HUMANS OF THE PFISTER | MARCH 2017 | Transitions Edition | From Car to Carpool: A Chance to Relax & Regroup

At the end of January, I got in two car accidents in one week.  The first was snow-related: I hit the back of a bus, which had stopped in front of me.  I just couldn’t stop.  It totaled my car.  My dad was able to pick me up and let me use his car, a Mazda Miata that he had just bought and restored last year.  A couple days after hitting the bus, I got hit by a semi truck on my drive down to the Racine Art Museum where I work.  All of a sudden, the semi truck hit the back of the Miata, which swung sideways, and I was being pushed about a thousand feet on the highway.  All I could think was “My dad’s car!”  Of course, he was just happy that I was alive.  But I called my mom and she drove me to work, where my co-workers couldn’t believe that I had actually come into work after being hit by a semi!

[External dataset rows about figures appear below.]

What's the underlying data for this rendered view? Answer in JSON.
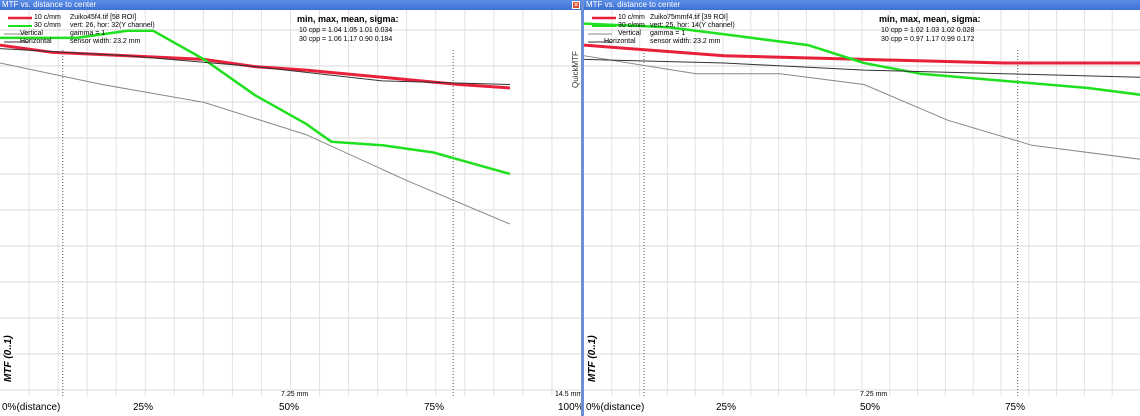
{
  "window_title": "MTF vs. distance to center",
  "close_glyph": "✕",
  "left": {
    "legend": [
      "10 c/mm",
      "30 c/mm",
      "Vertical",
      "Horizontal"
    ],
    "info": [
      "Zuiko45f4.tif [58 ROI]",
      "vert: 26, hor: 32(Y channel)",
      "gamma = 1",
      "sensor width: 23.2 mm"
    ],
    "stats_title": "min, max, mean, sigma:",
    "stats": [
      "10 cpp = 1.04 1.05 1.01 0.034",
      "30 cpp = 1.06 1.17 0.90 0.184"
    ],
    "quick_label": "QuickMTF",
    "mid_mm": "7.25 mm",
    "end_mm": "14.5 mm",
    "ylabel": "MTF (0..1)",
    "xticks": [
      "0%(distance)",
      "25%",
      "50%",
      "75%",
      "100%"
    ]
  },
  "right": {
    "legend": [
      "10 c/mm",
      "30 c/mm",
      "Vertical",
      "Horizontal"
    ],
    "info": [
      "Zuiko75mmf4.tif [39 ROI]",
      "vert: 25, hor: 14(Y channel)",
      "gamma = 1",
      "sensor width: 23.2 mm"
    ],
    "stats_title": "min, max, mean, sigma:",
    "stats": [
      "10 cpp = 1.02 1.03 1.02 0.028",
      "30 cpp = 0.97 1.17 0.99 0.172"
    ],
    "mid_mm": "7.25 mm",
    "ylabel": "MTF (0..1)",
    "xticks": [
      "0%(distance)",
      "25%",
      "50%",
      "75%"
    ]
  },
  "colors": {
    "c10": "#e8203a",
    "c30": "#1fe01f",
    "gray": "#888888",
    "dark": "#333333"
  },
  "chart_data": [
    {
      "type": "line",
      "xlabel": "",
      "ylabel": "MTF (0..1)",
      "x_range": [
        0,
        100
      ],
      "y_range": [
        0,
        1.05
      ],
      "series": [
        {
          "name": "10 c/mm",
          "x": [
            0,
            10,
            25,
            40,
            50,
            60,
            75,
            90,
            100
          ],
          "y": [
            0.98,
            0.96,
            0.95,
            0.94,
            0.92,
            0.91,
            0.89,
            0.87,
            0.86
          ]
        },
        {
          "name": "30 c/mm",
          "x": [
            0,
            15,
            25,
            30,
            40,
            50,
            60,
            65,
            75,
            85,
            90,
            100
          ],
          "y": [
            1.0,
            1.0,
            1.02,
            1.02,
            0.94,
            0.84,
            0.76,
            0.71,
            0.7,
            0.68,
            0.66,
            0.62
          ]
        },
        {
          "name": "Vertical",
          "x": [
            0,
            20,
            40,
            60,
            80,
            100
          ],
          "y": [
            0.93,
            0.87,
            0.82,
            0.73,
            0.6,
            0.48
          ]
        },
        {
          "name": "Horizontal",
          "x": [
            0,
            25,
            50,
            75,
            100
          ],
          "y": [
            0.97,
            0.95,
            0.92,
            0.88,
            0.87
          ]
        }
      ]
    },
    {
      "type": "line",
      "xlabel": "",
      "ylabel": "MTF (0..1)",
      "x_range": [
        0,
        100
      ],
      "y_range": [
        0,
        1.05
      ],
      "series": [
        {
          "name": "10 c/mm",
          "x": [
            0,
            25,
            50,
            75,
            100
          ],
          "y": [
            0.98,
            0.95,
            0.94,
            0.93,
            0.93
          ]
        },
        {
          "name": "30 c/mm",
          "x": [
            0,
            15,
            25,
            40,
            50,
            60,
            75,
            90,
            100
          ],
          "y": [
            1.04,
            1.03,
            1.01,
            0.98,
            0.93,
            0.9,
            0.88,
            0.86,
            0.84
          ]
        },
        {
          "name": "Vertical",
          "x": [
            0,
            20,
            35,
            50,
            65,
            80,
            100
          ],
          "y": [
            0.95,
            0.9,
            0.9,
            0.87,
            0.77,
            0.7,
            0.66
          ]
        },
        {
          "name": "Horizontal",
          "x": [
            0,
            25,
            50,
            75,
            100
          ],
          "y": [
            0.94,
            0.93,
            0.91,
            0.9,
            0.89
          ]
        }
      ]
    }
  ]
}
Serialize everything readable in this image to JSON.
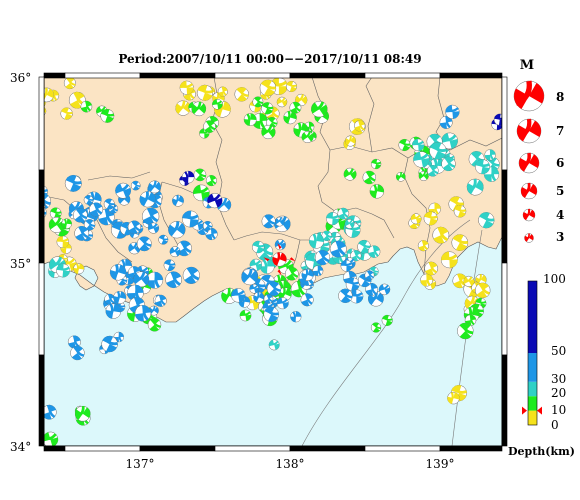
{
  "title": "Period:2007/10/11 00:00−−2017/10/11 08:49",
  "map": {
    "lat_ticks": [
      {
        "value": 36,
        "label": "36°"
      },
      {
        "value": 35,
        "label": "35°"
      },
      {
        "value": 34,
        "label": "34°"
      }
    ],
    "lon_ticks": [
      {
        "value": 137,
        "label": "137°"
      },
      {
        "value": 138,
        "label": "138°"
      },
      {
        "value": 139,
        "label": "139°"
      }
    ],
    "land_color": "#fbe4c4",
    "sea_color": "#dcf8fb"
  },
  "mainshock": {
    "lon": 137.93,
    "lat": 35.02,
    "depth_km": 10
  },
  "magnitude_legend": {
    "title": "M",
    "items": [
      "8",
      "7",
      "6",
      "5",
      "4",
      "3"
    ]
  },
  "depth_scale": {
    "label": "Depth(km)",
    "ticks": [
      "100",
      "50",
      "30",
      "20",
      "10",
      "0"
    ],
    "bands": [
      {
        "from": 0,
        "to": 10,
        "color": "#f5e21c"
      },
      {
        "from": 10,
        "to": 20,
        "color": "#1eeb1e"
      },
      {
        "from": 20,
        "to": 30,
        "color": "#2fd1c6"
      },
      {
        "from": 30,
        "to": 50,
        "color": "#1e96e6"
      },
      {
        "from": 50,
        "to": 100,
        "color": "#0a0ab4"
      }
    ]
  },
  "colors": {
    "yellow": "#f5e21c",
    "green": "#1eeb1e",
    "cyan": "#2fd1c6",
    "blue": "#1e96e6",
    "navy": "#0a0ab4",
    "red": "#ff0000"
  }
}
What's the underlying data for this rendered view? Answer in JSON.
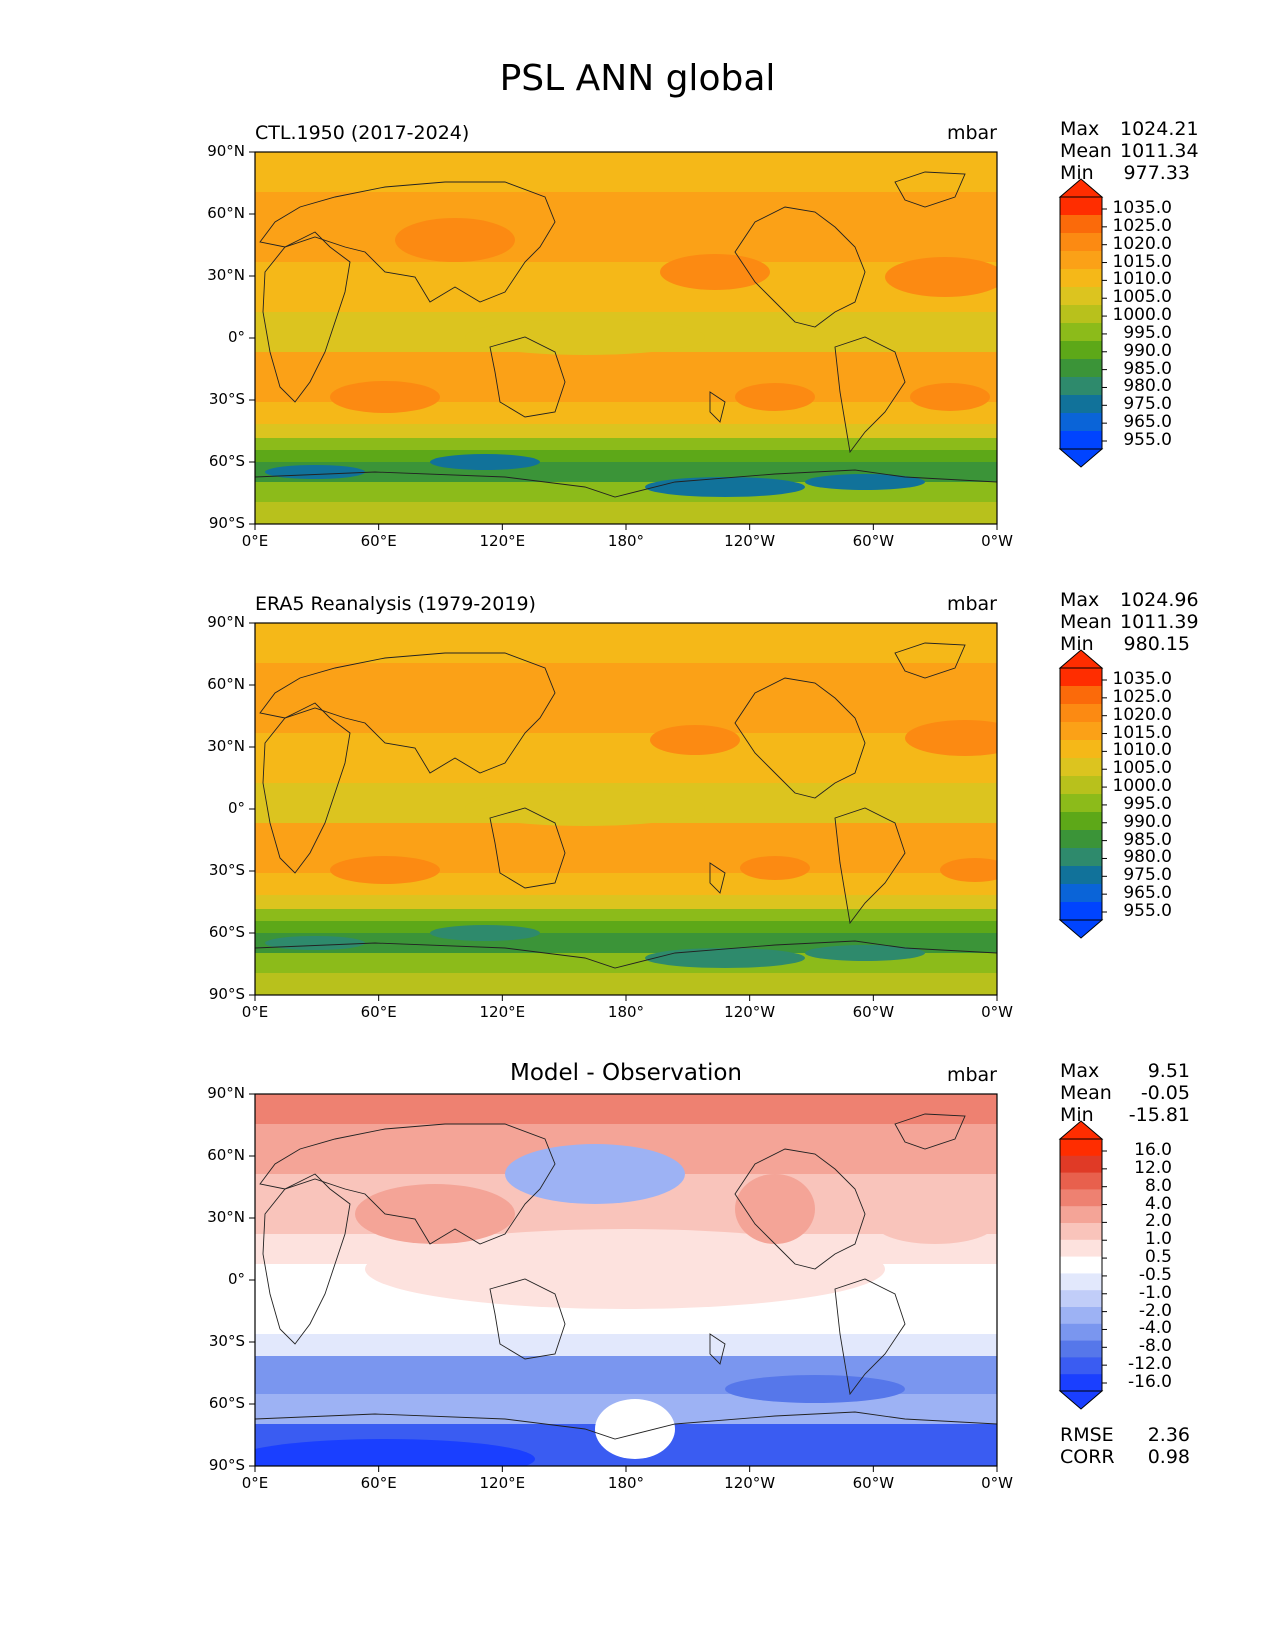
{
  "figure_title": "PSL ANN global",
  "panels": [
    {
      "id": "test",
      "left_title": "CTL.1950 (2017-2024)",
      "center_title": "",
      "units": "mbar",
      "stats": {
        "max_label": "Max",
        "max": "1024.21",
        "mean_label": "Mean",
        "mean": "1011.34",
        "min_label": "Min",
        "min": "977.33"
      },
      "colorbar_ticks": [
        "1035.0",
        "1025.0",
        "1020.0",
        "1015.0",
        "1010.0",
        "1005.0",
        "1000.0",
        "995.0",
        "990.0",
        "985.0",
        "980.0",
        "975.0",
        "965.0",
        "955.0"
      ]
    },
    {
      "id": "ref",
      "left_title": "ERA5 Reanalysis (1979-2019)",
      "center_title": "",
      "units": "mbar",
      "stats": {
        "max_label": "Max",
        "max": "1024.96",
        "mean_label": "Mean",
        "mean": "1011.39",
        "min_label": "Min",
        "min": "980.15"
      },
      "colorbar_ticks": [
        "1035.0",
        "1025.0",
        "1020.0",
        "1015.0",
        "1010.0",
        "1005.0",
        "1000.0",
        "995.0",
        "990.0",
        "985.0",
        "980.0",
        "975.0",
        "965.0",
        "955.0"
      ]
    },
    {
      "id": "diff",
      "left_title": "",
      "center_title": "Model - Observation",
      "units": "mbar",
      "stats": {
        "max_label": "Max",
        "max": "9.51",
        "mean_label": "Mean",
        "mean": "-0.05",
        "min_label": "Min",
        "min": "-15.81"
      },
      "colorbar_ticks": [
        "16.0",
        "12.0",
        "8.0",
        "4.0",
        "2.0",
        "1.0",
        "0.5",
        "-0.5",
        "-1.0",
        "-2.0",
        "-4.0",
        "-8.0",
        "-12.0",
        "-16.0"
      ],
      "extra": {
        "rmse_label": "RMSE",
        "rmse": "2.36",
        "corr_label": "CORR",
        "corr": "0.98"
      }
    }
  ],
  "chart_data": {
    "type": "heatmap",
    "title": "PSL ANN global",
    "variable": "PSL",
    "units": "mbar",
    "x_ticks": [
      "0°E",
      "60°E",
      "120°E",
      "180°",
      "120°W",
      "60°W",
      "0°W"
    ],
    "y_ticks": [
      "90°N",
      "60°N",
      "30°N",
      "0°",
      "30°S",
      "60°S",
      "90°S"
    ],
    "xlim": [
      0,
      360
    ],
    "ylim": [
      -90,
      90
    ],
    "abs_colormap": [
      "#0044ff",
      "#0a64d8",
      "#11729a",
      "#2e8a6c",
      "#3b9438",
      "#5da818",
      "#8cbb1a",
      "#b8c11c",
      "#dcc41f",
      "#f5b818",
      "#fba117",
      "#fc8a12",
      "#fb6a0a",
      "#ff2d00"
    ],
    "diff_colormap": [
      "#1a3fff",
      "#3a5cf2",
      "#5677ea",
      "#7a96ef",
      "#9db2f4",
      "#c1cdf8",
      "#e2e8fc",
      "#ffffff",
      "#fde2de",
      "#f9c4bb",
      "#f4a497",
      "#ee8171",
      "#e8604d",
      "#e03a26",
      "#ff2d00"
    ]
  }
}
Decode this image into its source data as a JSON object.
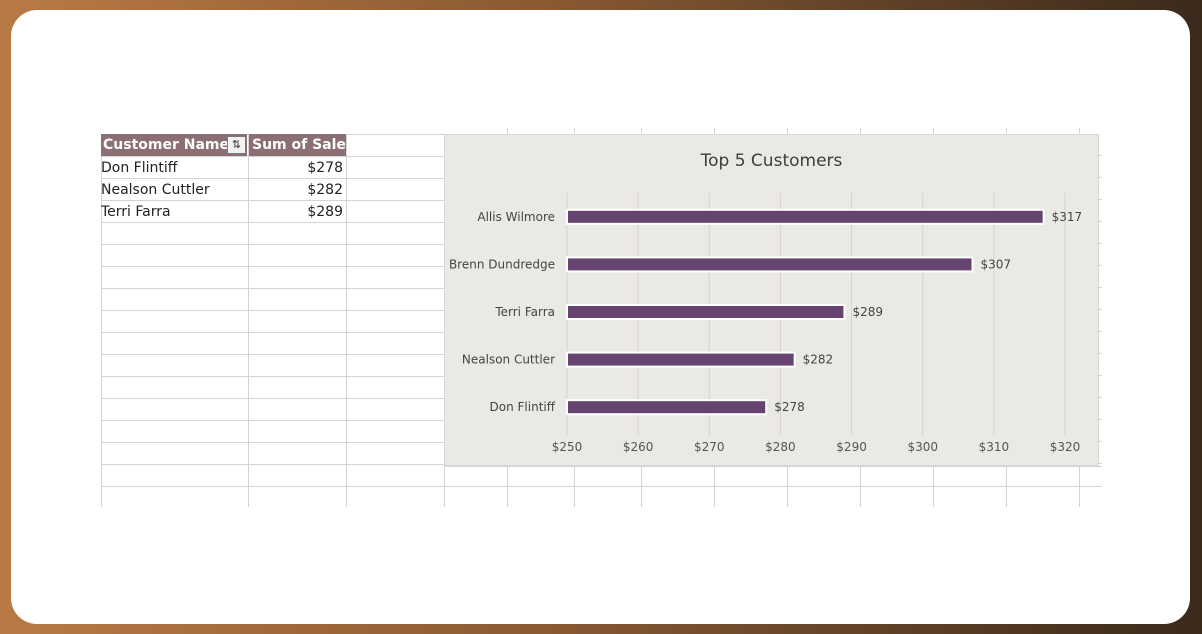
{
  "pivot": {
    "headers": {
      "customer": "Customer Name",
      "sales": "Sum of Sales"
    },
    "filter_icon": "filter-icon",
    "rows": [
      {
        "name": "Don Flintiff",
        "value": "$278"
      },
      {
        "name": "Nealson Cuttler",
        "value": "$282"
      },
      {
        "name": "Terri Farra",
        "value": "$289"
      }
    ]
  },
  "colors": {
    "bar": "#654570",
    "header": "#8b6f73",
    "chart_bg": "#ebe9e6"
  },
  "chart_data": {
    "type": "bar",
    "orientation": "horizontal",
    "title": "Top  5 Customers",
    "categories": [
      "Allis Wilmore",
      "Brenn Dundredge",
      "Terri Farra",
      "Nealson Cuttler",
      "Don Flintiff"
    ],
    "values": [
      317,
      307,
      289,
      282,
      278
    ],
    "data_labels": [
      "$317",
      "$307",
      "$289",
      "$282",
      "$278"
    ],
    "xlim": [
      250,
      320
    ],
    "x_ticks": [
      250,
      260,
      270,
      280,
      290,
      300,
      310,
      320
    ],
    "x_tick_labels": [
      "$250",
      "$260",
      "$270",
      "$280",
      "$290",
      "$300",
      "$310",
      "$320"
    ],
    "grid": true,
    "legend": "none"
  }
}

At first, I figured I would get another car (the insurance check came in just a couple of days).  I went to the dealership and told the salesperson that I wanted to get another Prius (that was the bus car), but there were none available.  So I started to think about it: This is the first time I can actually carpool to work.  I mean, I could have in the past, but you know, I had my own car.  One of my colleagues lives in Riverwest, so I asked him for a ride.  Why not carpool with him?  Of course, I offered to pay for gas. It’s turned out really well.  If I have to stay late for a meeting or something, I’ve discovered that there is a bus from Racine to Milwaukee that’s pretty decent.  It’s only $3.50!  What’s the price of a city bus?  About $2.50?  Amazing.

And there are other ways I can get to and from work: my mom and step-dad live in Racine, so I can get rides from them; Lyft; Zipcar; and the Sturtevant Amtrak, which I can get a ride to if I need to.  There are so many tools for transportation!

I really like that the accidents made me think about my choices, my schedule.  I think about what I’m going to do and how I’m going to do it. I am still very involved in the art community in Racine, Kenosha, and Milwaukee, but in the end, I find that I’m spending more time at home where I can relax and regroup.

Author: Dominic Inouye

As a teacher for over twenty years, Dominic Inouye has worked with everyone from elementary school students to adult learners, creative writers and physical therapists, to help them develop their reading, writing, critical thinking, and, most of all, their voices.  He began his career at Marquette University, expecting to become the next Mr. Keating from Dead Poets Society, then made a surprise move to the high school classroom, where he found his home at Pius XI High School, then later at The Prairie School in Wind Point, Wisconsin, where he is completing his seventh and final year as an English teacher.

Never one to pull an old lesson plan out of a dusty file cabinet and re-use it year after year, Inouye began experimenting from the very beginning with how to integrate authentic, real-world, transformative learning into his students’ study of literature and the expression of ideas.  Examples include his founding of the Milwaukee Spotlight Student Film Festival, the C.L.A.S.S. program, which brings together 4th-12th graders for service learning, and the Senior Capstone program of individualized research projects.  As expected, Inouye will not be bringing any dusty ideas to the Pfister--only creative celebrations of new voices.

Inouye was chosen to serve as the hotel’s ninth Pfister Narrator based on his writing style, his vision for the role, and his personality.